Me quedé mirándolo.
—¿Qué quieres decir con que nunca existió?
Marcus apartó lentamente la mano de la pared.
—Olivia creyó que tenía novia porque yo dejé que lo creyera.
—¿Por qué?
Su expresión cambió.
—Porque era más fácil que explicar por qué nunca llevaba a nadie a casa.
Solté una risa amarga.
—Marcus, tú terminaste conmigo.
—Lo sé.
—Me dijiste que aquello no podía continuar y después desapareciste durante cuatro años.
—Porque recibí una misión fuera del país.
Eso me hizo callar.
Marcus sacó el teléfono y abrió un antiguo correo fechado cuatro años atrás.
—Me enviaban a una operación que podía durar meses. No podía decirte dónde estaría ni cuándo volvería.
Lo miré con incredulidad.
—¿Y decidiste romperme el corazón para protegerme?
—Decidí hacer que me odiaras para que siguieras adelante.
—Pues felicidades.
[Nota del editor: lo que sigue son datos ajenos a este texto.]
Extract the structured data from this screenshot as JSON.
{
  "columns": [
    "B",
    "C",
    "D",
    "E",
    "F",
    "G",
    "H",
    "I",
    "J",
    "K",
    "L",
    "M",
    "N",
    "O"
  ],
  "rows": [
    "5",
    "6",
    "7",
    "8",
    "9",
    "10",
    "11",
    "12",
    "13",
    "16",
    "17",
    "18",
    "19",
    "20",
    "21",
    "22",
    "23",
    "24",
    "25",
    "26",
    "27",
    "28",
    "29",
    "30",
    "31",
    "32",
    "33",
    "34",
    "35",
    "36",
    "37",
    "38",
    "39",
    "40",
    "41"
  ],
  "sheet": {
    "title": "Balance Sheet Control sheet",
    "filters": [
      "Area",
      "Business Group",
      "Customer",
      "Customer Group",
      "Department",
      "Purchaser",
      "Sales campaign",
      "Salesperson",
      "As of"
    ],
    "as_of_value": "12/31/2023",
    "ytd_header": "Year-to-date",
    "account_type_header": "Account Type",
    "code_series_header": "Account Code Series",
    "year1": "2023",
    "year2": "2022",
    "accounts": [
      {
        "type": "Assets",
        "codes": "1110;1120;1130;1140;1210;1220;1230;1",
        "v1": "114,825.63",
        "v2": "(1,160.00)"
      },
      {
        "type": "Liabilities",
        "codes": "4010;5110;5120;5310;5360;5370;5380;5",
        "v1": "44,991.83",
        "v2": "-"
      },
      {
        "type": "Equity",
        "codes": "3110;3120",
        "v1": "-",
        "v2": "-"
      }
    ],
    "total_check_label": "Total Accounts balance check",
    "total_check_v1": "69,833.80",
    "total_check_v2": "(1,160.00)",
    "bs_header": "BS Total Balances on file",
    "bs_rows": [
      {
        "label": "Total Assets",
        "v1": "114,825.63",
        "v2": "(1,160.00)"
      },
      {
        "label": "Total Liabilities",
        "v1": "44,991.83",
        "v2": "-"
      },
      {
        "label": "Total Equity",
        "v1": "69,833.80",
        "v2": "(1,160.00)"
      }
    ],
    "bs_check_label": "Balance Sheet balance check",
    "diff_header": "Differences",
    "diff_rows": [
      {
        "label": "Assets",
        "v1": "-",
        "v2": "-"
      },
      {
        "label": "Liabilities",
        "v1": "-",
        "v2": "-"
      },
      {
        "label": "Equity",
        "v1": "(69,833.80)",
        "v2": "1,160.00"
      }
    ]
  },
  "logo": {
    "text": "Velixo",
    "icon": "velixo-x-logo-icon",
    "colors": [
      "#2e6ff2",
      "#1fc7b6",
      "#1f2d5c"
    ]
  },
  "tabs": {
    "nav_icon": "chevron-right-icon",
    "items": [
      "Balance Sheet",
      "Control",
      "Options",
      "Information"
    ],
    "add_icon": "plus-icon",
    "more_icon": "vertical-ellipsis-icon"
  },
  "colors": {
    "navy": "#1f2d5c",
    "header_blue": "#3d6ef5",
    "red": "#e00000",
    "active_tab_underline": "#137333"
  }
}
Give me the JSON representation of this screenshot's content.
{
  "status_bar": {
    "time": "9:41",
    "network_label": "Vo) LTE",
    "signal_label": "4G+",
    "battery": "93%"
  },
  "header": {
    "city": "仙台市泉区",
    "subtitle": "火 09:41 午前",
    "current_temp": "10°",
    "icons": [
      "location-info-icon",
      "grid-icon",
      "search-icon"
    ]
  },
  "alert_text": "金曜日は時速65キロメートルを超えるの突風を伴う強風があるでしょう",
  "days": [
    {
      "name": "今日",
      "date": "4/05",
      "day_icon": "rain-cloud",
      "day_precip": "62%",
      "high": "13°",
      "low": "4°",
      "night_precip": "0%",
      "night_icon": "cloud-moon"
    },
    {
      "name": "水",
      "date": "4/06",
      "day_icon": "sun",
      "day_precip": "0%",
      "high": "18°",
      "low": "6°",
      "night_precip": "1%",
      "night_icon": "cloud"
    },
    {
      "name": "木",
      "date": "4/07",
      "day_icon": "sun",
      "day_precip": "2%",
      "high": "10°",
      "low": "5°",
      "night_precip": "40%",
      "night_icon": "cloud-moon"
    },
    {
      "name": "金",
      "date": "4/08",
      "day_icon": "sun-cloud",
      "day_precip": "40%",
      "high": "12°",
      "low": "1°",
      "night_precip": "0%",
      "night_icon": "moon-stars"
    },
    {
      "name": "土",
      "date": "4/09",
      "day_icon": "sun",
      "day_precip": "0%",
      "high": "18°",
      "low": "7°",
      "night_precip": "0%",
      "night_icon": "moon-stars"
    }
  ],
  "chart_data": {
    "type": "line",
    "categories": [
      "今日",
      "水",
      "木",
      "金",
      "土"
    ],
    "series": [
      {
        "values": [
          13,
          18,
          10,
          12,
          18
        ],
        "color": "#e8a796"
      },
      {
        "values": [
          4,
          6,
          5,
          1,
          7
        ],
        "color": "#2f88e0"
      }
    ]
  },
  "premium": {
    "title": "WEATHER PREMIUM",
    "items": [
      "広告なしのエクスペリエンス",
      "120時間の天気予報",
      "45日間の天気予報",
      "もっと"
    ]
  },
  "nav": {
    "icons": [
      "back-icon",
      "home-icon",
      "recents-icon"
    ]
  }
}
Funcionó.
Marcus bajó la mirada.
—Eso creía.
Tomé la caja de preservativos y se la lancé contra el pecho.
—Por cierto, tampoco son míos.
La atrapó.
—Ya lo sabía.
Parpadeé.
—¿Cómo?
—Olivia miente fatal.
Casi grité.
—¿Entonces todo esto era una excusa para venir?
Marcus dejó la caja sobre la mesa.
—Necesitaba saber si realmente había alguien más.
—Eso ya no es asunto tuyo.
—Lo sé.
Esta vez no intentó acercarse.
—Pero quería decírtelo antes de volver a marcharme.
Sentí que el pecho se me cerraba.
—¿Marcharte?
—Mañana.
Aquella única palabra borró toda mi rabia durante un instante.
Marcus sacó algo del bolsillo.
Una fotografía vieja.
Éramos nosotros dos, cuatro años atrás, sentados junto al lago durante el cumpleaños de Olivia.
Yo sonreía hacia la cámara.
Marcus no.
Marcus me estaba mirando a mí.
—La llevaste todo este tiempo…
—A todas partes.
Antes de que pudiera responder, alguien golpeó desesperadamente la puerta.
—¡Serena! ¡Abre!
Olivia.
Abrí.
Entró sin respirar, vio a su hermano y después la caja sobre la mesa.
Su rostro perdió el color.
—Marcus, puedo explicarlo.
Él cruzó los brazos.
—Espero que sí.
Olivia me miró.
—Serena, perdóname.
—¿Por los preservativos?
—También.
Fruncí el ceño.
—¿También?
Olivia sacó su teléfono.
—Hay algo que nunca te conté sobre la noche en que Marcus terminó contigo.
Marcus se puso rígido.
—Olivia.
—Ella merece saberlo.
Me mostró un mensaje antiguo.
Lo reconocí inmediatamente.
Era mío.
El mensaje que envié a Marcus aquella noche:
“Si realmente quieres terminar, dímelo mirándome a los ojos.”
Pero debajo aparecía algo que jamás había visto.
Una respuesta enviada desde su teléfono:
“No vuelvas a buscarme.”
Levanté lentamente la mirada hacia Marcus.
—Tú escribiste esto.
Él negó.
Olivia comenzó a llorar.
—No.
Me miró directamente.
—Fui yo.
El silencio cayó sobre los tres.
—Tenía miedo de perder a mi mejor amiga si ustedes terminaban mal. Pensé que separarlos sería más sencillo.
Marcus cerró los ojos.
Yo apenas podía respirar.
Cuatro años.
Cuatro años creyendo que él me había rechazado de aquella manera.
—Serena —dijo Marcus—, yo regresé seis meses después y fui a buscarte.
Sentí un escalofrío.
—Nunca viniste.
—Sí fui.

Marcus miró a su hermana.
Olivia bajó la cabeza.
Y entonces comprendí que aquella caja de preservativos no había descubierto una mentira.
Había destapado otra que llevaba cuatro años enterrada.